Perasaan marah yang menggebu-gebu membuat Fana mengambil langkah yang sungguh sangat salah. Langkah dimana dia harus memaksa keinginannya segera terwujud. Benar, menghilangkan sang ibu. Tanpa berlama-lama, Fana mengambil sebuah pisau tajam dari dapur milik Rara. Kemudian dengan tergesa dia kembali ke pintu tersebut.
Perasaan yang tidak kunjung reda, yang sulit dikondisikan. Perasaan dendam yang begitu nyata, bahkan dia pun tidak akan pernah percaya bahwa yang dia rasakan sekarang adalah hal tersebut. Tangan kiri yang dia miliki dengan cepat membuka kembali pintunya, kemudian tangan kanannya yang menodong pisau itu seketika menusuk tepat pada dada perempuan tersebut. Lantas, terjadilah sebuah pembunuhan.

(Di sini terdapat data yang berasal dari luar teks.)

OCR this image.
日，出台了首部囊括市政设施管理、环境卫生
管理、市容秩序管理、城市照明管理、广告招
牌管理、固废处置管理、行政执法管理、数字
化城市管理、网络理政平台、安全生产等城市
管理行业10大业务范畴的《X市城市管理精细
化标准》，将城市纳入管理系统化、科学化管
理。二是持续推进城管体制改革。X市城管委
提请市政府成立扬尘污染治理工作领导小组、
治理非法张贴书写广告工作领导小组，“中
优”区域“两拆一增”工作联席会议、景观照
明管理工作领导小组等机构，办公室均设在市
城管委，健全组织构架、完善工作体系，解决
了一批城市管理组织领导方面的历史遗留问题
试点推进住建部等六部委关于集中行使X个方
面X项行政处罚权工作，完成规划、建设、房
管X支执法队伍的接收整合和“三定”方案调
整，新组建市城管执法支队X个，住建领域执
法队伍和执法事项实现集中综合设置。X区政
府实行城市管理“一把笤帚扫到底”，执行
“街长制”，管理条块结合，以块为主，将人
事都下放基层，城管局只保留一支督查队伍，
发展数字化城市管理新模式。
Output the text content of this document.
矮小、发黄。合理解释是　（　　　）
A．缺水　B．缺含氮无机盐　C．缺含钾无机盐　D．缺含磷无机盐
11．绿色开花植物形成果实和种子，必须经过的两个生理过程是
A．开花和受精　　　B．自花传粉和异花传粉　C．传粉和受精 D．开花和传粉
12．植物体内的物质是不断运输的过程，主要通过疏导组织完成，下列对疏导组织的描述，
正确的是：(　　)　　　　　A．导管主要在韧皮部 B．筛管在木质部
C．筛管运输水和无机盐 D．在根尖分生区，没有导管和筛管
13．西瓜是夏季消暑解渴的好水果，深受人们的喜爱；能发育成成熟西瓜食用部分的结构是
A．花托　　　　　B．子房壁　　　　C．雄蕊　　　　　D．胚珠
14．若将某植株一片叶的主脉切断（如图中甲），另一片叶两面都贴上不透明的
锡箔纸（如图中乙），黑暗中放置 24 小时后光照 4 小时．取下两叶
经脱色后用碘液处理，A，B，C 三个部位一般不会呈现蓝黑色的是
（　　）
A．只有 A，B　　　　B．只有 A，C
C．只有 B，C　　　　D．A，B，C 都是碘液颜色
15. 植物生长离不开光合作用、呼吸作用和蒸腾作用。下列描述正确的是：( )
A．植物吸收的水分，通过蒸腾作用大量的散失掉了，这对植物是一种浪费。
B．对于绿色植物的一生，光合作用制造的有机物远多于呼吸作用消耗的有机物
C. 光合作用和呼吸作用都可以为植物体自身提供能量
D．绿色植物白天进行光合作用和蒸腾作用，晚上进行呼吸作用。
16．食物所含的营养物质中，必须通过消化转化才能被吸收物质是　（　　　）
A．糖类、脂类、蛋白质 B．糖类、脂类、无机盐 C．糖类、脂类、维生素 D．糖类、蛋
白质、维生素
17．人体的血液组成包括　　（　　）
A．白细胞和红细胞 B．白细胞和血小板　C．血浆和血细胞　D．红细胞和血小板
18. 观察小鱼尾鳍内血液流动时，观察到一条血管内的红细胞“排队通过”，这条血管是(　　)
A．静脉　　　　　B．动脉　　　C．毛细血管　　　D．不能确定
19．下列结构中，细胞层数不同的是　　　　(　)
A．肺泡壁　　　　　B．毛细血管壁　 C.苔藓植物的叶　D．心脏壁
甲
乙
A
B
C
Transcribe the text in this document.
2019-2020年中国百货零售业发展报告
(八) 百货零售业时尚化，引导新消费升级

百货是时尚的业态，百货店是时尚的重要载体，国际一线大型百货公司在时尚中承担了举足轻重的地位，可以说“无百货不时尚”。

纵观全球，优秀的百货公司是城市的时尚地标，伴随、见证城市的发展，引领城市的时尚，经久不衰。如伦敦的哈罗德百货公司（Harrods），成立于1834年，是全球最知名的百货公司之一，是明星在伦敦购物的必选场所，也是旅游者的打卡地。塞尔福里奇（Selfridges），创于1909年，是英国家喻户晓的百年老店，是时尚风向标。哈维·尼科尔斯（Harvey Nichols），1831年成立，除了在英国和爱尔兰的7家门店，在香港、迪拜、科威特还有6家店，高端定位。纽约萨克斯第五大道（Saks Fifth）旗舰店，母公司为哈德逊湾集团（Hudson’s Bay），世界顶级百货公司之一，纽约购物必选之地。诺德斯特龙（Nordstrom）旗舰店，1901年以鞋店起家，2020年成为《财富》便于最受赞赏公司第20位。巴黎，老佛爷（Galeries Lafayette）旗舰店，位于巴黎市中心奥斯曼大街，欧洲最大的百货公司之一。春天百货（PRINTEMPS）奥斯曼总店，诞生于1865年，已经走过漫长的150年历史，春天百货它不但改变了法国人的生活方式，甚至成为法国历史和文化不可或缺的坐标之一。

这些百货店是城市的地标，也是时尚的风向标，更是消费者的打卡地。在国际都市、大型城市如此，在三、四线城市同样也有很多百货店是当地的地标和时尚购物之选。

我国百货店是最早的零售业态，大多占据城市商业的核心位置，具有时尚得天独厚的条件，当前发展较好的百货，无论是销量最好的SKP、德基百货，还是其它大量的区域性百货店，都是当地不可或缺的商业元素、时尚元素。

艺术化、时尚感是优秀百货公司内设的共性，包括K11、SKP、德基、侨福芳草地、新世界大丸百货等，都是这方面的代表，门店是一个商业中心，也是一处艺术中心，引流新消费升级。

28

Mata yang membelalak menjelaskan betapa sakitnya tusukan yang kini berada di dadanya. Kucuran darah segar dengan derasnya mengaliri baju putih yang perempuan itu kenakan.
Lantas, seketika Fana terbangun dari mimpinya.
Napas yang terengah-engah. Kedua netranya mulai melihat tangan yang tadi dia gunakan untuk menusuk ibunya di dalam mimpi. Air keringat membasahi dahinya. "Anjrit!" umpat Fana ketika dirinya menyadari bahwa yang terjadi tadi hanyalah mimpi.
Dia melihat sekelilingnya. Tidak ada Rara di ranjang tersebut, dia berpikir mungkin sahabatnya itu tengah berada di kamar mandi. Namun, ketika dia mulai menurunkan kakinya dari ranjang, tanpa sengaja dia menginjak sesuatu di bawah ranjang tersebut.
Perlahan kepalanya dia tolehkan ke bawah. Terkejut bukan main. Netra yang dia miliki membelalak begitu saja ketika melihat Rara tengah tergeletak di lantai dengan lumuran darah di badannya. Bukan cuma itu, tetapi ada sebuah pisau tajam yang menancap tepat di dada Rara. Pisau yang sama persis seperti apa yang Fana gunakan tadi di dalam mimpinya.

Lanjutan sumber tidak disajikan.